Последний кофе
- Пожалуйста, ваш кофе, господин коро… - камердинер замолкает, оглядывается на тюремщиков.
- Спасибо, Джевс, - я принимаю в руки блюдце и чашечку, вдыхаю аромат напитка. – Надеюсь, это кофе из той самой таверны, о которой я говорил.
- О да, господин, - Джевс с охотой рассказывает, как отрядили особого чиновника с командой жандармов, чтобы они за всем приглядели. Чайник доставили самой быстрой мотокаретой, с такой помпой, будто везли самого кор…
Из коридора раздаётся раздражённое покашливание, Джевс смущённо суетится, предлагая мне сахар, сливки и всё, что может понадобится для кофе, но я отказываюсь. Вкус нельзя ничем испортить. Если сегодня для меня всё закончится неудачно, красивый будет штришок к печальному образу: он отказался от последней трапезы и выпил всего лишь чашечку чёрного кофе без сахара.
Я отпиваю глоток остывшего, не смотря на чиновника и мотокарету, кофе. Это к лучшему. За терпкими оттенками приправ, за острым заслоном перца, по дороге из корицы я вхожу в пещеру, на стенах которой вижу картины. Заговор зреет во временном правительстве. Супруга моя, бывшая королева, находится в изгнании, но плетёт сеть из подкупов, угроз, смертей и бунтов. Всё то, что я пропустил за год, сидя в темнице, пролетает передо мной за считанные секунды. Но история не рассказана до конца, я слышу лишь совет – говорить, что меня спасёт Бог, потому что… Буду я спасён или нет? Чёртов особый чиновник, он стоял над душой у баристы, который не успел зашифровать всё, что должен был. Мелкими глотками я пью кофе, пытаясь разобрать во вкусе тайные смыслы, но ничего нового не нахожу.

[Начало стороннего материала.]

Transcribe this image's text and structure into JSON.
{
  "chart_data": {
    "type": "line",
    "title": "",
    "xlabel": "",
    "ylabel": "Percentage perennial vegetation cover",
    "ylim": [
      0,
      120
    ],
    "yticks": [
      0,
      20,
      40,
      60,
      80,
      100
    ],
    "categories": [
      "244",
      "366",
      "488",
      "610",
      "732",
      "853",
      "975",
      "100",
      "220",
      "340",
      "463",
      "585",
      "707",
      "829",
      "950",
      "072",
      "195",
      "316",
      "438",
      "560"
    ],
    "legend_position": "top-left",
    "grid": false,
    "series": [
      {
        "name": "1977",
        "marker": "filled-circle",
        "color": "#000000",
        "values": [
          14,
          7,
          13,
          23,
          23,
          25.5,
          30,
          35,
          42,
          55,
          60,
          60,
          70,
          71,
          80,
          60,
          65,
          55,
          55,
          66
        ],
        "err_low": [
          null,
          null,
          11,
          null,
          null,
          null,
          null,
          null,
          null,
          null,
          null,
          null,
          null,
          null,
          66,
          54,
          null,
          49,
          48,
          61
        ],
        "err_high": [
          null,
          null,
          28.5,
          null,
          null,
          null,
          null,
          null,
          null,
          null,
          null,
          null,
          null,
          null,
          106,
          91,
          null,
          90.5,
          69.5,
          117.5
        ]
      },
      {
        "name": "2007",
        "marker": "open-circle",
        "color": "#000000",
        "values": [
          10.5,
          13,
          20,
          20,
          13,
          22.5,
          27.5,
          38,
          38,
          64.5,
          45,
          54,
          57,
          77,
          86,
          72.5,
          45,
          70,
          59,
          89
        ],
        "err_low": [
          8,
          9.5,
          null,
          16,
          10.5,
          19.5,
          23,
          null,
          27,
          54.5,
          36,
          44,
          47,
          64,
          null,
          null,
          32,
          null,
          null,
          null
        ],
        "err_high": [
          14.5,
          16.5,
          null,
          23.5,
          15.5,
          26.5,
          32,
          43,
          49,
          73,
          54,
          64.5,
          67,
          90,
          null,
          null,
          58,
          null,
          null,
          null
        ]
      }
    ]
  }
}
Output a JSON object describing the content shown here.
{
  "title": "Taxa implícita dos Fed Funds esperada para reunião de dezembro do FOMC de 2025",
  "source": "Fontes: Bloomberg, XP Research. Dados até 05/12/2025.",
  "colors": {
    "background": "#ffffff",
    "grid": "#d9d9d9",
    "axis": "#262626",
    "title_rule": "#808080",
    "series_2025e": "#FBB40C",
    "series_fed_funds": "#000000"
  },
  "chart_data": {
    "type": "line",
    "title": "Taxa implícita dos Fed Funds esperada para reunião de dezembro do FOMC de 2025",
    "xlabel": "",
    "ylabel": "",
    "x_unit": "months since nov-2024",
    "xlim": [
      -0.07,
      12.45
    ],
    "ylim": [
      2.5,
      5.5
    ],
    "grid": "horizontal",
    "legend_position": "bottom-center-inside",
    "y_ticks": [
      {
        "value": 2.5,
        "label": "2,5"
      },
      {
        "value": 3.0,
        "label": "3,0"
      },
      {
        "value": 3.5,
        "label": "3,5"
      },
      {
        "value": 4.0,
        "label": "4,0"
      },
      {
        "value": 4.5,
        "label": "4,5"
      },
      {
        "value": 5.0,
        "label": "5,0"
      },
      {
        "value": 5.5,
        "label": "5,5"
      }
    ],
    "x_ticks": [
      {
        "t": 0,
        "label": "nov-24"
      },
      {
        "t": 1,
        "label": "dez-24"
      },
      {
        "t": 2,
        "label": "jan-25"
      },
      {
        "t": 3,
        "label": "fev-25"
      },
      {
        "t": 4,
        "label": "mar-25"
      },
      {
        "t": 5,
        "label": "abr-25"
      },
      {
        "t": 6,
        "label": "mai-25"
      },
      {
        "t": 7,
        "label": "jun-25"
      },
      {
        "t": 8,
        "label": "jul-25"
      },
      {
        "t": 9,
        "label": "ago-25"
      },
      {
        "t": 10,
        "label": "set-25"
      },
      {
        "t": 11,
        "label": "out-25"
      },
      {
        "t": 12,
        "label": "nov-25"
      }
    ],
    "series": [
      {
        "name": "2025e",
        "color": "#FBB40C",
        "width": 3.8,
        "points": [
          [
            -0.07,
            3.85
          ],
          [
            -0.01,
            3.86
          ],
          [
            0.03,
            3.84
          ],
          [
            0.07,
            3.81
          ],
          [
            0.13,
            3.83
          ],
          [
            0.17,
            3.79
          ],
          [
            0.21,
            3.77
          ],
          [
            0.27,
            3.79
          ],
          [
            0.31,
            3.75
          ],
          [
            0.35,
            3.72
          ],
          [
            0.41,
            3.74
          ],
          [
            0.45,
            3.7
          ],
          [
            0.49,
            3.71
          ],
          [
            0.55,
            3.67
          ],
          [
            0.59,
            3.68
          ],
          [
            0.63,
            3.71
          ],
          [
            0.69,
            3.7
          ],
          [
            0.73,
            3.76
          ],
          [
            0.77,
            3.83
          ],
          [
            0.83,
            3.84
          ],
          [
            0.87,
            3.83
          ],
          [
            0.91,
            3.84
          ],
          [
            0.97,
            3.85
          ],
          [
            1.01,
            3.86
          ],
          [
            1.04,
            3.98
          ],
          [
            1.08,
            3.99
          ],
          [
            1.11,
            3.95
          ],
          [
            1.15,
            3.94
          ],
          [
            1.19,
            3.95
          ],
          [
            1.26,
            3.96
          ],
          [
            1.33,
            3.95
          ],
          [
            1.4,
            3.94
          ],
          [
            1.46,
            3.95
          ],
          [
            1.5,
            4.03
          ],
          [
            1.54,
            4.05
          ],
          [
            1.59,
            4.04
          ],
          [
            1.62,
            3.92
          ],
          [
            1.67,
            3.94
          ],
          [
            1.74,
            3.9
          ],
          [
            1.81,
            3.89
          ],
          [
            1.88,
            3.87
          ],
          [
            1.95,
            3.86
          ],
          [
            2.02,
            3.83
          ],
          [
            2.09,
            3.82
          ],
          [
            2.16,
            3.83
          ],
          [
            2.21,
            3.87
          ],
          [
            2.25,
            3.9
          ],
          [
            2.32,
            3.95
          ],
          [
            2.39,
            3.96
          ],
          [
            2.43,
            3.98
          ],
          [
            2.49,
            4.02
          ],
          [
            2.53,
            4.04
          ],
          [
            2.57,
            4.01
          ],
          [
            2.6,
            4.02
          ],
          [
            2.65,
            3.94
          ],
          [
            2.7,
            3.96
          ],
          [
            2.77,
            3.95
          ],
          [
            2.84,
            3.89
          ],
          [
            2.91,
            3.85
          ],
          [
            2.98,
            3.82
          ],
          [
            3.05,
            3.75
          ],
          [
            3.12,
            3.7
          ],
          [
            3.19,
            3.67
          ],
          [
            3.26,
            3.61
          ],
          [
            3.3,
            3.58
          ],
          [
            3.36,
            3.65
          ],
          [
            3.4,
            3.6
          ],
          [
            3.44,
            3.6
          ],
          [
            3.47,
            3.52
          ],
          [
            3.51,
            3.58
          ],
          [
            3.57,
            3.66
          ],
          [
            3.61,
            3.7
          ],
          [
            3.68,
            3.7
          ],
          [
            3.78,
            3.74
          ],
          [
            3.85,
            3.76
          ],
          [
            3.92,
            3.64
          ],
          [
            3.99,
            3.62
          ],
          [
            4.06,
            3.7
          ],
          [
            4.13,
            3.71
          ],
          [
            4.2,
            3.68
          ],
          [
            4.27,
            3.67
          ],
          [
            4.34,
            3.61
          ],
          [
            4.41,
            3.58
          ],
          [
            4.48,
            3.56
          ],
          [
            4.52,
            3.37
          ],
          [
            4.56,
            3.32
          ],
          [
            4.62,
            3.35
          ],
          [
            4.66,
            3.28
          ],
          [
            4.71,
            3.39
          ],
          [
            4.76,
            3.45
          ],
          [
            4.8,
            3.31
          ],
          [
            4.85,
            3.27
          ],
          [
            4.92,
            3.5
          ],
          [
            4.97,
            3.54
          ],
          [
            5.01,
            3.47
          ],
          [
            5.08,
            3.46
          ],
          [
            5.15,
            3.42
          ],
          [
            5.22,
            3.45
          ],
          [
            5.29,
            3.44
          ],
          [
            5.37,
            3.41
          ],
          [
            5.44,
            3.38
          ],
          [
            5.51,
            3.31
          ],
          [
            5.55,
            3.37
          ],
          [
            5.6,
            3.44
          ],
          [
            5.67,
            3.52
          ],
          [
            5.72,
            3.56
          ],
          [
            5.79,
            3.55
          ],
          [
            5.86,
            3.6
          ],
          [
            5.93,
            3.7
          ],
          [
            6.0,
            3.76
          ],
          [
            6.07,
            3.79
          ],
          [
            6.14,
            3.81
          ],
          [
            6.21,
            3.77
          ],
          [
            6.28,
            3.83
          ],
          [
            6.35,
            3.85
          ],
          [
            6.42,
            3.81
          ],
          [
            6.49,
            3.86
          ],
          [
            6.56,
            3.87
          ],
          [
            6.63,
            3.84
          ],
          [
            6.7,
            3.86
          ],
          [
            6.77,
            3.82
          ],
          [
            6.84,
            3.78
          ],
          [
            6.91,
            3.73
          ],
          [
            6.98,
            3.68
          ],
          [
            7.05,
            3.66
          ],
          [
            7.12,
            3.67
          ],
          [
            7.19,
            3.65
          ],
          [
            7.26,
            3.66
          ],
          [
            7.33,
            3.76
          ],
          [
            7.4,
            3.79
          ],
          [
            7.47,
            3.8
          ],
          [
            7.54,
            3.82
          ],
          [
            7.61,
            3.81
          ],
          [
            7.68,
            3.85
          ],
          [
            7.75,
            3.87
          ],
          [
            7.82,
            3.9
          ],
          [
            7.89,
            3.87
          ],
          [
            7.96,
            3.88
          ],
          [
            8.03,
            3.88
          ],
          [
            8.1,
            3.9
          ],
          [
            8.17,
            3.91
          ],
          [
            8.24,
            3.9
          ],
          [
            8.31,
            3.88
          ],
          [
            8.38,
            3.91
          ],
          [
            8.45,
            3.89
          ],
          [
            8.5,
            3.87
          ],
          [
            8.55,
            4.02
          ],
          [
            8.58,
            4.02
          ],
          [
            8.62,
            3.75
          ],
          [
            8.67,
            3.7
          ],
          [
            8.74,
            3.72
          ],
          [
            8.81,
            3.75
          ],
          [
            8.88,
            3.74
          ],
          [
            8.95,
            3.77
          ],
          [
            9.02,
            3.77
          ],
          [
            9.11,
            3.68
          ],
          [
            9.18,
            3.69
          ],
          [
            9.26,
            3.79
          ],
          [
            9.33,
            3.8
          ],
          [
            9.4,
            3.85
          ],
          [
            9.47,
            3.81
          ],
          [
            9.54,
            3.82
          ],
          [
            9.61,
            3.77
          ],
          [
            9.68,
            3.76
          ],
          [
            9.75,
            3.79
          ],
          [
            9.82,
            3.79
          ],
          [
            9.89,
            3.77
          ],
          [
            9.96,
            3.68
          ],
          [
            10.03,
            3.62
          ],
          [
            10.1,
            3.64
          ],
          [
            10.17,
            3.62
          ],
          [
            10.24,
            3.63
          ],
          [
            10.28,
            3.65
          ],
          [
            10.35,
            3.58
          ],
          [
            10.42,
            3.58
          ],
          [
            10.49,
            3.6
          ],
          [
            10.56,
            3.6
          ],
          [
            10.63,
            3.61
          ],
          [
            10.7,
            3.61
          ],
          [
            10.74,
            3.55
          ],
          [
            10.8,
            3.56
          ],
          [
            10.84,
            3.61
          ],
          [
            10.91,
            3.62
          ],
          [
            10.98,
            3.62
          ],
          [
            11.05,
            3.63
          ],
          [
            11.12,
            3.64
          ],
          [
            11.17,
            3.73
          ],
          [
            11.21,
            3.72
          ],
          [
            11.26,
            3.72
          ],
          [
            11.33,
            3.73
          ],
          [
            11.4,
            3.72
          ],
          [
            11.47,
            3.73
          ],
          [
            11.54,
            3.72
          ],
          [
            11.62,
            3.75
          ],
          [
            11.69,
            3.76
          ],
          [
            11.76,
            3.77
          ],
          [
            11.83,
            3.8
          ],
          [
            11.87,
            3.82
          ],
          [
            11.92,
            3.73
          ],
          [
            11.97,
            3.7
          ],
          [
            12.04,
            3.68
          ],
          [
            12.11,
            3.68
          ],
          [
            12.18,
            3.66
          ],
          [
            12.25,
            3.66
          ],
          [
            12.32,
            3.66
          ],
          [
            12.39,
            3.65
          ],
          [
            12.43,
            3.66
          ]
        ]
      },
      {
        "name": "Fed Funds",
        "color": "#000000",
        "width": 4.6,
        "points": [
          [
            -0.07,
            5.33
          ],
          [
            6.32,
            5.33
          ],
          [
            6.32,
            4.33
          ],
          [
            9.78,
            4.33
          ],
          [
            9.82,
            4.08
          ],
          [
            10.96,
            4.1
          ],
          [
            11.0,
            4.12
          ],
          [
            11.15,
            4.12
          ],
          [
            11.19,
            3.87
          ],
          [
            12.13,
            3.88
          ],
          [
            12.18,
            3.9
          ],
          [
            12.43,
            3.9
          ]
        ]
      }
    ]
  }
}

К эшафоту меня ведут через плотную толпу. На соборной площади тысячи людей. Молитвы, проклятия, окрики жандармов и треск фотовспышек сливаются в зловещий гул. Сколько раз я наблюдал публичные казни? Со мной поступают как с обычным подданным, простите, гражданином. Не церемонясь, связывают руки и ноги, жрец бормочет отходную.
- Я хочу сказать последнее слово!
Министры, сидящие в ряд перед эшафотом, взволнованно шепчутся, подают палачу какой-то знак, снизу на эшафот вбегает тюремщик с микрофоном.
- Говори, - сипит мне на ухо палач, от него пахнет чесноком и перегаром.
- Знайте, любимые мои подданные, - я еле сдерживаюсь, чтобы не перейти на крик. – Я обязательно спасусь!
Не проходит и двух секунд, как на голову мне одевают мешок. Что ж, еще одна деталь исторической личности, возможно, он, король, спасся на небесах, так будут писать историки будущего. Я слышу скрип рычага, и люк эшафота уходит из-под моих ног. На сотую долю мига я зависаю на той высоте, на которой должна сломаться моя шея, и продолжаю лететь вниз. Удар, треск в лодыжке. Сломал или вывихнул, думаю я так, будто это не моя нога.
С восторженным рёвом толпа сметает жандармов, министров и эшафот, срезает с меня путы, но не догадывается сорвать мешок, а когда тебя несут на руках, порой перекидывая и чуть не роняя, не так уж удобно этот чёртов мешок снять самостоятельно.